Softsoap
- Product type: Soap
- Owner: Colgate-Palmolive
- Country: United States
- Introduced: 1980; 46 years ago
- Website: www.softsoap.com

= Softsoap =

Trade name of Colgate-Palmolive's liquid hand soap & body wash

A 1980 Softsoap commercial

Softsoap (marketed as Softsoap Brand) is the trade name of Colgate-Palmolive's liquid hand soap and body wash. The company is noted for its soap dispensers' former aquarium theme, where the dispenser would be styled to make it look like an aquarium with tropical fish printed inside the plastic.

William Sheppard of New York was granted patent number 49,561 for his "Improved Liquid Soap" on August 22, 1865, for his discovery that a small amount of conventional soap could be mixed with large amounts of spirits of ammonia (or hartshorn, as it was known at the time) to create a soap with a consistency similar to that of molasses. His invention became common in public areas but was not generally available for use in homes.

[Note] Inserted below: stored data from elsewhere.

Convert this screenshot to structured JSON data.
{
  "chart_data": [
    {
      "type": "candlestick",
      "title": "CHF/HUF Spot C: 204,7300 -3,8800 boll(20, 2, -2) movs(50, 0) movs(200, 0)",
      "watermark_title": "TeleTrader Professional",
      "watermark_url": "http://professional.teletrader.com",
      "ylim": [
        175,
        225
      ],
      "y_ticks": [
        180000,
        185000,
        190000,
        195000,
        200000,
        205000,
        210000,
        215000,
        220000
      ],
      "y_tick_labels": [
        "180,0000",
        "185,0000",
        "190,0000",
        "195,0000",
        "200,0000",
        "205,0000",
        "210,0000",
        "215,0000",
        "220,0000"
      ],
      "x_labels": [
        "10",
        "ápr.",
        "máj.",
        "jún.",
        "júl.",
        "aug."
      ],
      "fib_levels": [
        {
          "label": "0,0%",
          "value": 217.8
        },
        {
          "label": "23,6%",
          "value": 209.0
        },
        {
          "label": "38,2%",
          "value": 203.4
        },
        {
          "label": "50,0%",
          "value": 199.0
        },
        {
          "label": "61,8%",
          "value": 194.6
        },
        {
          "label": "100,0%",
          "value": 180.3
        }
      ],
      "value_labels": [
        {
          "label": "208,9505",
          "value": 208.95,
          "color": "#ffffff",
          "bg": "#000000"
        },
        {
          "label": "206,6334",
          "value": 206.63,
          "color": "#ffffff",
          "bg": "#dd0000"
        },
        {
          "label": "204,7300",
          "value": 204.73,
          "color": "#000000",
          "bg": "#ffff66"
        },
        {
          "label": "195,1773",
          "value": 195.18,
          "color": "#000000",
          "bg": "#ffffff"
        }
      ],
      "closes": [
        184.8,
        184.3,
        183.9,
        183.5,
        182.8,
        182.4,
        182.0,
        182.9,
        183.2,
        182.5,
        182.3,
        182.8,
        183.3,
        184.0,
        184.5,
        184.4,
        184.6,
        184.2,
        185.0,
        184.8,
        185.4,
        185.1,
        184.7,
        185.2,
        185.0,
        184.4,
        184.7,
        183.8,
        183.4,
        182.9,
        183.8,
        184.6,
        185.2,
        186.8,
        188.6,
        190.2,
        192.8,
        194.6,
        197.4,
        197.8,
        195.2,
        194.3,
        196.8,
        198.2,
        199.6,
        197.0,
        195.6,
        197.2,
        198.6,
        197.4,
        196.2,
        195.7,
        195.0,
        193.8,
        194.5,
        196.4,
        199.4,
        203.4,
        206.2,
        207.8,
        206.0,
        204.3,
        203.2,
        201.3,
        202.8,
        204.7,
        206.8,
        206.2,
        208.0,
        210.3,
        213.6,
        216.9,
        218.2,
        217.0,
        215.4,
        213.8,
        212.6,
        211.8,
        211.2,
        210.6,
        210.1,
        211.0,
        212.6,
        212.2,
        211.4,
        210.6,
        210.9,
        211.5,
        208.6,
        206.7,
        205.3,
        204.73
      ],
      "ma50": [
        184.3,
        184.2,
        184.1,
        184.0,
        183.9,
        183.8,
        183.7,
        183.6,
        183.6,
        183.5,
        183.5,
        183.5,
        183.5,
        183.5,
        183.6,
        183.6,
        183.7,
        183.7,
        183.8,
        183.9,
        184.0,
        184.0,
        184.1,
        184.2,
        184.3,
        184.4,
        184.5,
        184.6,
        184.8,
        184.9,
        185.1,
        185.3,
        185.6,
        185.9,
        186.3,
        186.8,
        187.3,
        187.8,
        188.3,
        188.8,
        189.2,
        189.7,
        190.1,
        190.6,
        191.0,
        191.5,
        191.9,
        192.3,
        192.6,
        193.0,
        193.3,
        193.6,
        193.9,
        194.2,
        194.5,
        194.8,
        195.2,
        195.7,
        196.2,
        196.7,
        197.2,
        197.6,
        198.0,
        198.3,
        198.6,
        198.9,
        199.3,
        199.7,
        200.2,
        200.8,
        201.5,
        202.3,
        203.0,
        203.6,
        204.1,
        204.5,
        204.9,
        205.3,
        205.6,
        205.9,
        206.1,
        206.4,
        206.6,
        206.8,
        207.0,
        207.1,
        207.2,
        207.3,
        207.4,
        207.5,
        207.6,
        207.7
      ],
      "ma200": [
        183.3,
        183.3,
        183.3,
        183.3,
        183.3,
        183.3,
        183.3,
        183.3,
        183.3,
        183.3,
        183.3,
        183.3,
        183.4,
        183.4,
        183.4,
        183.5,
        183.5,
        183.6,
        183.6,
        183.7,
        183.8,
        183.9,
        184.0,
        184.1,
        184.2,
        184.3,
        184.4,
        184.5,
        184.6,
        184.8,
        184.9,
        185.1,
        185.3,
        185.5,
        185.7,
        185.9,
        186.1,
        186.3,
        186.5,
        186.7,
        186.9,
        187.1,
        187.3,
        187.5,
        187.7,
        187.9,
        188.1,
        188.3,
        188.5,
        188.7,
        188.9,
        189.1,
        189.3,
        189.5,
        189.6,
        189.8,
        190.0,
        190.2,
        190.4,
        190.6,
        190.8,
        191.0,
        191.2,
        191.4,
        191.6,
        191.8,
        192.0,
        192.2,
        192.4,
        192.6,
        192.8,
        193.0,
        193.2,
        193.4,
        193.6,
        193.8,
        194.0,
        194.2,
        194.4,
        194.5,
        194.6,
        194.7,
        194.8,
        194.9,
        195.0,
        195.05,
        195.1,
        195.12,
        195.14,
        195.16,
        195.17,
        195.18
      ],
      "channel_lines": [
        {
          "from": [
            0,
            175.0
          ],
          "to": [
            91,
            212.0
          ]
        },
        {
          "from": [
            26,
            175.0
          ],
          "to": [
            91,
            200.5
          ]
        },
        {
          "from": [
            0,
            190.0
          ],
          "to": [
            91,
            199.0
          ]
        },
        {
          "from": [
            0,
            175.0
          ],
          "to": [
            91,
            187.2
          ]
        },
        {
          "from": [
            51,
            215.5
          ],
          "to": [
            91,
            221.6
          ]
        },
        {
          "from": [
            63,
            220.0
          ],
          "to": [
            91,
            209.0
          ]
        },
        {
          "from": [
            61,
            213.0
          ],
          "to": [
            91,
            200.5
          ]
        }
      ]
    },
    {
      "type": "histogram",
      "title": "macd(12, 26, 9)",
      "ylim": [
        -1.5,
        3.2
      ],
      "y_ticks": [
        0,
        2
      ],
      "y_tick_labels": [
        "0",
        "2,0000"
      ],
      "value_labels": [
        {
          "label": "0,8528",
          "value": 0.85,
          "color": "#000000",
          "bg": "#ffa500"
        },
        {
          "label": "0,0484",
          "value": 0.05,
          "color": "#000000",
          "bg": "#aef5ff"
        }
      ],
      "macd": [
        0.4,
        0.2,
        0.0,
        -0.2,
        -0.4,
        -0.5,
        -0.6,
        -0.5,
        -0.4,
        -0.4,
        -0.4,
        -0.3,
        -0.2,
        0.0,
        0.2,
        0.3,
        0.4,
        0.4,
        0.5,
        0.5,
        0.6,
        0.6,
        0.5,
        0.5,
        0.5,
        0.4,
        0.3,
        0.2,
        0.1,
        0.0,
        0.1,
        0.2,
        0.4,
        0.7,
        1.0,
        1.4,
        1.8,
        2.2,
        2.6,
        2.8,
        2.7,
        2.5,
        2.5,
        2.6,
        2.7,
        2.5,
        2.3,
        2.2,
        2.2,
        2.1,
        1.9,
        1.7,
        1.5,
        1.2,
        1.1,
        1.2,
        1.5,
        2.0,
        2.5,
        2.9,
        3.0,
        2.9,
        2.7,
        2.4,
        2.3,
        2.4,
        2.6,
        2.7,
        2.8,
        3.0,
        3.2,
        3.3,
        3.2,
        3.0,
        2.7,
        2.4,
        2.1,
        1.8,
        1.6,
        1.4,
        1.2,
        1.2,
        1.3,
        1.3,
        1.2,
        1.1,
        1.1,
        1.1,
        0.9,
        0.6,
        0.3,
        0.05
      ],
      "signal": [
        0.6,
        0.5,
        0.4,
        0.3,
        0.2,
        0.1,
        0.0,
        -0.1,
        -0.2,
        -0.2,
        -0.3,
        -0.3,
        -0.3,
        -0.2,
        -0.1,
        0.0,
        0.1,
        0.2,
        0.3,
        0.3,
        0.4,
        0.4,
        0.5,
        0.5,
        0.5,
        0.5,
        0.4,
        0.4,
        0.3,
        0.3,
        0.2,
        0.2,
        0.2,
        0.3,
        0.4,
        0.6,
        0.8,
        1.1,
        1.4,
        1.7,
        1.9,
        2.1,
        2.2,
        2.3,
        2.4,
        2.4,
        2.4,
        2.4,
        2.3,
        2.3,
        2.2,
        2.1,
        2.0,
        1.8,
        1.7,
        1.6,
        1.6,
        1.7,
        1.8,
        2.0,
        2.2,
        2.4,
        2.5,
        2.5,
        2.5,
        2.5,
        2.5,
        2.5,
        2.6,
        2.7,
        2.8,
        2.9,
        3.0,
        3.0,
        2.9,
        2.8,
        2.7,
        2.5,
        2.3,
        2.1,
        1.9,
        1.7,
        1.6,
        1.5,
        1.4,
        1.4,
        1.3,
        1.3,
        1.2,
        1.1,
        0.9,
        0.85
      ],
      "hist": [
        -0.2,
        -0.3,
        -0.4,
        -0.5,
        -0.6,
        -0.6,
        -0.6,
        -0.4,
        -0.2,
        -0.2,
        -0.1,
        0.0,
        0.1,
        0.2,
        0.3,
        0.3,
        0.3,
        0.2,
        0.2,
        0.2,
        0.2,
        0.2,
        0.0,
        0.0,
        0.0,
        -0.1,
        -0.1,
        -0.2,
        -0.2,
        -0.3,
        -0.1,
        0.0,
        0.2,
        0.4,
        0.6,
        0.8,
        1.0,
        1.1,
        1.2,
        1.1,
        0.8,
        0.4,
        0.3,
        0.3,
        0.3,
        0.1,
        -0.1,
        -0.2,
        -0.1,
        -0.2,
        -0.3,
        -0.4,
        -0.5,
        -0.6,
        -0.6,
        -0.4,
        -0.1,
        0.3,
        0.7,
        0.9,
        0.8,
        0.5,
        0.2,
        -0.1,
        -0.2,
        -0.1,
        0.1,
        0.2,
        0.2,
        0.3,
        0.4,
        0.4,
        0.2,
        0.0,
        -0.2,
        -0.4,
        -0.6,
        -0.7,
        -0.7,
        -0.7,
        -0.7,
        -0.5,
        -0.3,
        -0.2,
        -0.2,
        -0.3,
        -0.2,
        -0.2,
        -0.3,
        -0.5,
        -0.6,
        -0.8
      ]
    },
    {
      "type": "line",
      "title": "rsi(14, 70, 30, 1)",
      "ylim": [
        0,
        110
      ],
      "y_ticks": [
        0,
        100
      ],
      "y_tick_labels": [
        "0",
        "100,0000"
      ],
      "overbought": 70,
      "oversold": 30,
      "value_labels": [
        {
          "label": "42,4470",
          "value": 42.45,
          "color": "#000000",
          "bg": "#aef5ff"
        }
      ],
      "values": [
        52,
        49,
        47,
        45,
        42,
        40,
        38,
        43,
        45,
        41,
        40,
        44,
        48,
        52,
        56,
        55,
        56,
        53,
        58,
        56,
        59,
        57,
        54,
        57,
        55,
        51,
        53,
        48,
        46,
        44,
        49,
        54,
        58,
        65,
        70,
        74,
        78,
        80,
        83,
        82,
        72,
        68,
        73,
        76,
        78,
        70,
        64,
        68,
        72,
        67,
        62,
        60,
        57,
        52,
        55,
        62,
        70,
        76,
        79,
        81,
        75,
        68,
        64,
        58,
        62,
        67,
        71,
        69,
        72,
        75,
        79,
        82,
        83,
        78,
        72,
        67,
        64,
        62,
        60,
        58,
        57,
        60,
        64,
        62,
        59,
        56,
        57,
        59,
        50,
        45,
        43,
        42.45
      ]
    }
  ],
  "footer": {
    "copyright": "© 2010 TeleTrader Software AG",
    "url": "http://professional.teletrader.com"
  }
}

In 1980, entrepreneur Robert R. Taylor began selling pump soap under "Softsoap" through his company, The Minnetonka Corporation, located in Chaska, Minnesota. To give the product exclusivity in the marketplace, he purchased 100 million hand-pumped plastic bottles – a year's production capacity from the only two domestic manufacturers – so no one else could release a similar product during that time. Within six months, he had sold $25 million worth of Softsoap. He sold the brand to Colgate-Palmolive in 1987.